Saturday, April 23, 2016

Can Ellsbury Provide the Missing Spark for the Offense?



Most of the games during the Yankees’ recent 1-7 slide have followed a familiar pattern. Very few of the losses were blowouts. New York’s pitching has not been spectacular, but they’ve kept them in games. The real issue has been the inability of the offense to muster more than 2-3 runs per contest. The result has been a number of frustratingly close defeats. The first half of Friday night’s matchup against the Rays followed this pattern. The Yanks were down 3-2 in the fifth. Although they had two runners in scoring position, they also had two outs. The team’s struggles with RISP have been well documented in the early going, so the odds seemed against a clutch hit.

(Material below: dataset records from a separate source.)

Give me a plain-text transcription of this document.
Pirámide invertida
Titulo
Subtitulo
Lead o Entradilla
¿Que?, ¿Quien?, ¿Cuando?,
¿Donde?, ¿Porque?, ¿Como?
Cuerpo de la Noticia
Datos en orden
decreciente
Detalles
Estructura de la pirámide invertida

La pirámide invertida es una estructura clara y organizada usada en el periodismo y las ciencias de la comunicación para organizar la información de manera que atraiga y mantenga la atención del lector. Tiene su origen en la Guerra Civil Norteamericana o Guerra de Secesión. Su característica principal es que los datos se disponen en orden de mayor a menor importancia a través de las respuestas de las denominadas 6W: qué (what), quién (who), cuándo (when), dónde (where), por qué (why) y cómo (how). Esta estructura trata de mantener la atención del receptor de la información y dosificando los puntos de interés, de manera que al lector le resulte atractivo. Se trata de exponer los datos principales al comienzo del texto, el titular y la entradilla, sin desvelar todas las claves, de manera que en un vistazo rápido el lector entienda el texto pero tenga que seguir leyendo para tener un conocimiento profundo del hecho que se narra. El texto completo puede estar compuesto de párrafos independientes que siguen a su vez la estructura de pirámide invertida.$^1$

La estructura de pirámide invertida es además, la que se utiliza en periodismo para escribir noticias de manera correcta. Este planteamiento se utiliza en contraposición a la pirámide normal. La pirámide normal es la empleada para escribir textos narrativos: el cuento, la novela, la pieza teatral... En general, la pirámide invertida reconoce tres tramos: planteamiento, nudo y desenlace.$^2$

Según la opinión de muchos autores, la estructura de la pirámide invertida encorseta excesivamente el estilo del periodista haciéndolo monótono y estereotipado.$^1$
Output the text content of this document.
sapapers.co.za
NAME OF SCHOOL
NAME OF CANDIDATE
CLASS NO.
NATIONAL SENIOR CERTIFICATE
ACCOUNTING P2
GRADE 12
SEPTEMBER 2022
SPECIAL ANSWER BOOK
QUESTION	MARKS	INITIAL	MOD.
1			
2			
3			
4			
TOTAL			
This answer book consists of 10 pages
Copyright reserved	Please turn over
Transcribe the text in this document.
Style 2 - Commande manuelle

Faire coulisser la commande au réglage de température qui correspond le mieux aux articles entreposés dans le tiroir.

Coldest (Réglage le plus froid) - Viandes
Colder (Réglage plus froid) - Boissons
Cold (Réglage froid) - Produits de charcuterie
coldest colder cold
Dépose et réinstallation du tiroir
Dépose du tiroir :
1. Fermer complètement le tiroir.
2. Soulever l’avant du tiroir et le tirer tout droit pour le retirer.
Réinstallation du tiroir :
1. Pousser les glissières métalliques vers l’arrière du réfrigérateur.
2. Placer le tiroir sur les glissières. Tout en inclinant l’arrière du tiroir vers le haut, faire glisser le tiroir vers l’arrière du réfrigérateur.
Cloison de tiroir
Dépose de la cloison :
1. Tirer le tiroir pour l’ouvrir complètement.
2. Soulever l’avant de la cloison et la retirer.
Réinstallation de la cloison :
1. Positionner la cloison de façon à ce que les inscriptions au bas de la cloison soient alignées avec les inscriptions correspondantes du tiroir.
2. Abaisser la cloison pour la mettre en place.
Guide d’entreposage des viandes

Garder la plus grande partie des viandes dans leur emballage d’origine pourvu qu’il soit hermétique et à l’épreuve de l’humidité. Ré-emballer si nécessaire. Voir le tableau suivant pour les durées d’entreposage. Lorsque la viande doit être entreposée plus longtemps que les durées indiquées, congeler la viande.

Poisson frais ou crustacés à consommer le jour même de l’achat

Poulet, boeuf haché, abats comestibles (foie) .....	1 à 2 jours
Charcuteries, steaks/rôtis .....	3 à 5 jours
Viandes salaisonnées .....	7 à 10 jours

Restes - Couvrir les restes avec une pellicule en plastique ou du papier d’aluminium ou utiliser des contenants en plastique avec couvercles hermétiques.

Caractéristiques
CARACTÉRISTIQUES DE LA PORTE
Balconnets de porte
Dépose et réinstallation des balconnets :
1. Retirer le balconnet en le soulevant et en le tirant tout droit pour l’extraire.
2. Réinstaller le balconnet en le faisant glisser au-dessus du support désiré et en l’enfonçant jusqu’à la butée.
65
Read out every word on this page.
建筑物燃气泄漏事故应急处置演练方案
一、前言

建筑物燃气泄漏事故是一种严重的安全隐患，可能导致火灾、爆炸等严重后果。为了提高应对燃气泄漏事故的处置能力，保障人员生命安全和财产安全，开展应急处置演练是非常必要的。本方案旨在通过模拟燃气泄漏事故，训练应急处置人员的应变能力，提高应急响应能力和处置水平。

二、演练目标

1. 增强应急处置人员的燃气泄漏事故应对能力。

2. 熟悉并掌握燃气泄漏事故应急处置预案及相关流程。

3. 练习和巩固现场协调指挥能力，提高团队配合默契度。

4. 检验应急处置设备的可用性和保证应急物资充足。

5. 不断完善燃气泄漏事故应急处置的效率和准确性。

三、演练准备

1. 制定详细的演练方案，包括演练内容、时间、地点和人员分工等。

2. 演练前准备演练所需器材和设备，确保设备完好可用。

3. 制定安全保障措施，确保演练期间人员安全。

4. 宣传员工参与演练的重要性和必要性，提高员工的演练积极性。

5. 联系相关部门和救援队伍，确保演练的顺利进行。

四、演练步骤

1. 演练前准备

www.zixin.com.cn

With a full count to Brett Gardner and two outs, Jacoby Ellsbury made a bold call that resulted in easily the most exciting and memorable play of 2016. He stole home against the deliberate Matt Moore, something he hadn’t done since April 2009, ironically against
the Yankees. After the game, Girardi expressed his admiration, telling reporters, “It's not a play you see every day. The last time I saw it, he did it against Andy Pettitte. That kept me up a few nights. It's good to be on this side." The decision was daring because there was two strikes on Gardner. If Moore threw him a pitch down the middle, he would have to swing, possibly putting Ellsbury in danger of being hit with bat or ball. Of course, the gamble paid off, and the run tied the game at three. The play completely reversed the momentum of the night and began the rally that led to an eventual 6-3 victory.



Despite his hefty salary and lengthy commitment, Ellsbury has been looking more and more like a platoon option (at best) in 2016. The only reason he was in Friday’s game at all was because Aaron Hicks, who started in centerfield, had to leave the game with a sore shoulder. With Hicks day-to-day, Ellsbury will have the next few games at least of playing regularly, even though the team will be facing several left-handed starters in a row. Ellsbury got off to a miserable start to the season (a 54 wRC+ in his first 51 PAs), but has started to turn things around the last three games, going 6-12 with two doubles and two RBI.


Friday’s steal of home felt like a statement. Ellsbury was signed to be the spark at the top of the Yankees lineup. They are at their most dangerous when he and Gardner are healthy and causing havoc at the top of the lineup. The further he gets from the knee injury that hobbled him in the second half of 2015, the better the chances are that fans will see that dynamic player return. An aggressive Ellsbury who is fighting to regain his everyday job may be the catalyst the Yankees need to reverse this losing streak and  dig themselves out of the AL East cellar.